With one year of experience, Claiborne said he expects to make a huge jump as a player in 2013.
“I’m a lot more comfortable,” Claiborne said. “Last year I was searching to find a place because I didn’t have an off-season. Now it is what it is. I’m a lot more comfortable just because I’m out here having the opportunity to get better.”
Cowboys coach Jason Garrett said Claiborne is much further along than he was at this time last year.
“At different times he had some rough spells,” Garrett said. “I thought he did a really good job during the season fighting through those and really coming out the other end, and I think he has an off-season to process how his rookie year went and come back with a new mindset, a more confident mindset. He’s bigger and stronger than he was last year. He just needs to take the next step. He’s working very hard to do that.”

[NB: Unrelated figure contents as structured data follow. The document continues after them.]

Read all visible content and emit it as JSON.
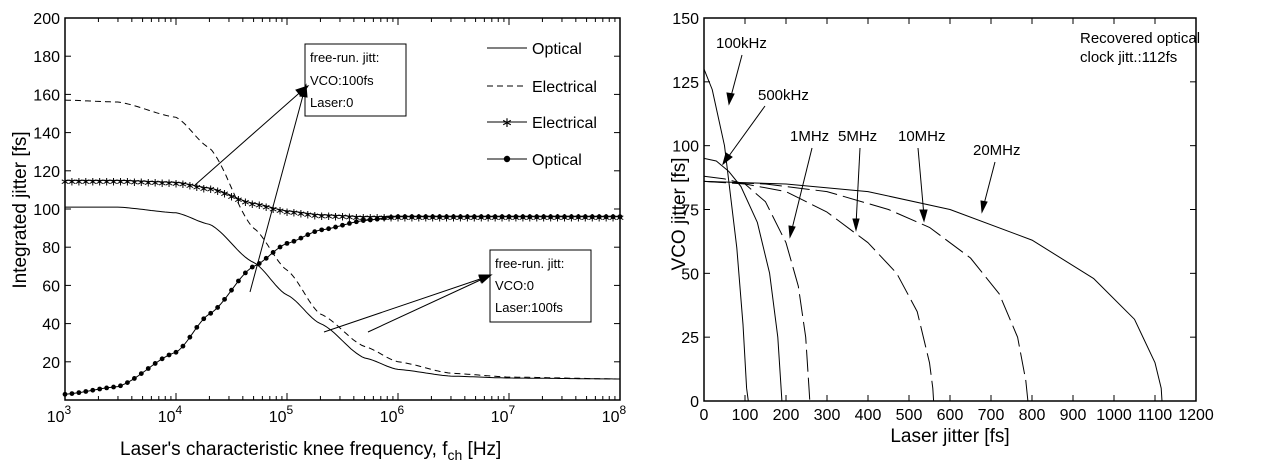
{
  "chart_data": [
    {
      "type": "line",
      "xlabel": "Laser's characteristic knee frequency, f",
      "xlabel_sub": "ch",
      "xlabel_unit": " [Hz]",
      "ylabel": "Integrated jitter [fs]",
      "x_scale": "log",
      "xlim": [
        1000,
        100000000
      ],
      "ylim": [
        0,
        200
      ],
      "x_tick_values": [
        1000,
        10000,
        100000,
        1000000,
        10000000,
        100000000
      ],
      "x_tick_labels": [
        {
          "base": "10",
          "exp": "3"
        },
        {
          "base": "10",
          "exp": "4"
        },
        {
          "base": "10",
          "exp": "5"
        },
        {
          "base": "10",
          "exp": "6"
        },
        {
          "base": "10",
          "exp": "7"
        },
        {
          "base": "10",
          "exp": "8"
        }
      ],
      "y_ticks": [
        20,
        40,
        60,
        80,
        100,
        120,
        140,
        160,
        180,
        200
      ],
      "legend_position": "top-right",
      "series": [
        {
          "name": "Optical",
          "style": "solid",
          "x": [
            1000,
            3000,
            10000,
            20000,
            50000,
            100000,
            200000,
            500000,
            1000000,
            3000000,
            10000000,
            100000000
          ],
          "y": [
            101,
            101,
            98,
            92,
            72,
            55,
            40,
            22,
            16,
            12.5,
            11.5,
            11
          ]
        },
        {
          "name": "Electrical",
          "style": "dashed",
          "x": [
            1000,
            3000,
            10000,
            20000,
            50000,
            100000,
            200000,
            500000,
            1000000,
            3000000,
            10000000,
            100000000
          ],
          "y": [
            157,
            156,
            148,
            132,
            90,
            68,
            45,
            28,
            20,
            14,
            12,
            11
          ]
        },
        {
          "name": "Electrical",
          "style": "solid-star",
          "x": [
            1000,
            3000,
            10000,
            20000,
            50000,
            100000,
            200000,
            500000,
            1000000,
            10000000,
            100000000
          ],
          "y": [
            115,
            115,
            114,
            111,
            103,
            99,
            97,
            96,
            96,
            96,
            96
          ]
        },
        {
          "name": "Optical",
          "style": "solid-dot",
          "x": [
            1000,
            3000,
            10000,
            20000,
            50000,
            100000,
            200000,
            500000,
            1000000,
            10000000,
            100000000
          ],
          "y": [
            3,
            7,
            25,
            45,
            70,
            82,
            89,
            94,
            96,
            96,
            96
          ]
        }
      ],
      "annotations": [
        {
          "lines": [
            "free-run. jitt:",
            "VCO:100fs",
            "Laser:0"
          ]
        },
        {
          "lines": [
            "free-run. jitt:",
            "VCO:0",
            "Laser:100fs"
          ]
        }
      ]
    },
    {
      "type": "line",
      "xlabel": "Laser jitter [fs]",
      "ylabel": "VCO jitter [fs]",
      "xlim": [
        0,
        1200
      ],
      "ylim": [
        0,
        150
      ],
      "x_ticks": [
        0,
        100,
        200,
        300,
        400,
        500,
        600,
        700,
        800,
        900,
        1000,
        1100,
        1200
      ],
      "y_ticks": [
        0,
        25,
        50,
        75,
        100,
        125,
        150
      ],
      "annotation": [
        "Recovered optical",
        "clock jitt.:112fs"
      ],
      "series": [
        {
          "label": "100kHz",
          "style": "solid",
          "x": [
            0,
            20,
            50,
            80,
            95,
            104,
            108
          ],
          "y": [
            130,
            122,
            100,
            60,
            30,
            5,
            0
          ]
        },
        {
          "label": "500kHz",
          "style": "solid",
          "x": [
            0,
            30,
            60,
            90,
            130,
            160,
            180,
            188,
            190
          ],
          "y": [
            95,
            94,
            90,
            84,
            70,
            50,
            25,
            5,
            0
          ]
        },
        {
          "label": "1MHz",
          "style": "dash-long",
          "x": [
            0,
            50,
            100,
            150,
            200,
            230,
            248,
            256,
            258
          ],
          "y": [
            88,
            87,
            85,
            78,
            62,
            45,
            25,
            5,
            0
          ]
        },
        {
          "label": "5MHz",
          "style": "dash-long",
          "x": [
            0,
            100,
            200,
            300,
            400,
            470,
            520,
            550,
            558,
            560
          ],
          "y": [
            86,
            85,
            82,
            74,
            62,
            50,
            35,
            15,
            5,
            0
          ]
        },
        {
          "label": "10MHz",
          "style": "dash-long",
          "x": [
            0,
            150,
            300,
            450,
            550,
            650,
            720,
            765,
            785,
            790
          ],
          "y": [
            86,
            85,
            82,
            75,
            68,
            56,
            42,
            25,
            8,
            0
          ]
        },
        {
          "label": "20MHz",
          "style": "solid",
          "x": [
            0,
            200,
            400,
            600,
            800,
            950,
            1050,
            1100,
            1115,
            1117
          ],
          "y": [
            86,
            85,
            82,
            75,
            63,
            48,
            32,
            15,
            5,
            0
          ]
        }
      ]
    }
  ]
}
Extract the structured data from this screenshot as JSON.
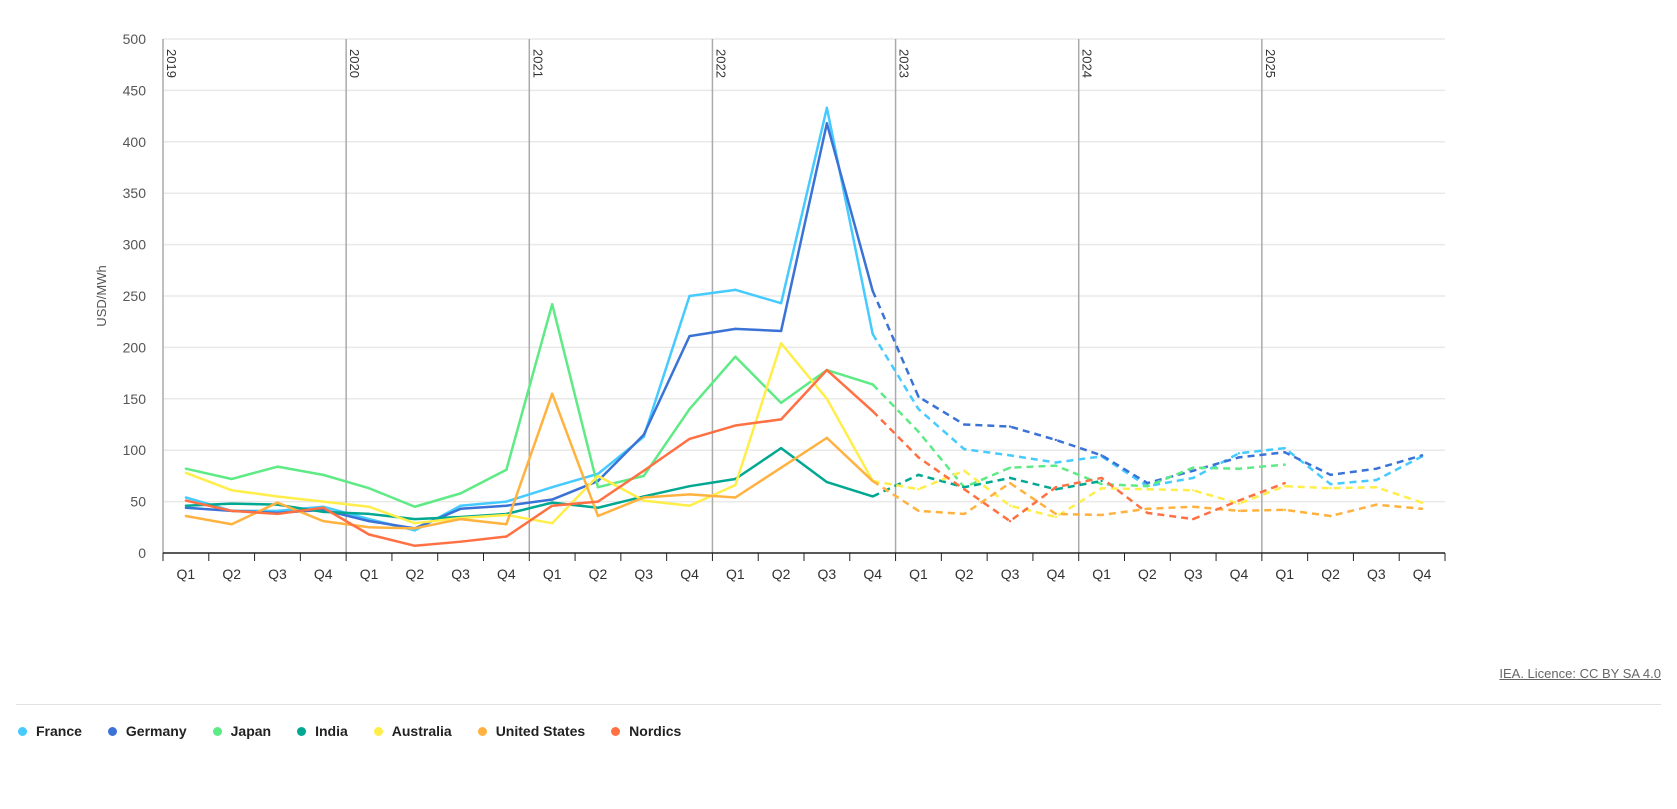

Diet and strength training have helped Claiborne add 6 pounds to his frame, as well as noticeable muscle definition.
“He is a lot stronger,” Bryant said. “You can tell by looking at him. He is real tough. That’s what I love. He is adding an element to his game, that is, being more physical.
“He already has the eye for the ball. He has the hands of a receiver. He is just putting pieces together to be one of the best in the league.”
Said secondary coach Jerome Henderson: “You deal with some big physical receivers here. He has to be stronger to be able to deal with that. The battles with Dez are good. They are going to pay dividends during the season.”
Those dividends can be seen every day in practice with his ability to jam receivers, reroute them and limit separation, despite Bryant’s circus catches.
Last year, Claiborne said, “receivers were getting too much separation from me. This year, I feel more comfortable with it. I can feel a difference when the ball is thrown. I’m not hesitating. I’m just moving. It’s like everything is coming natural versus last year, when I was kind of stuck in the mud a little bit.”
To that end, he said he welcomes the challenges from Bryant on a daily basis. He asks for the matchup even when it’s not his turn to go.
“Going up against him every day, I can’t do nothing but get better,” Claiborne said.
Bryant said that goes both ways, no matter how one-sided it looks in practice.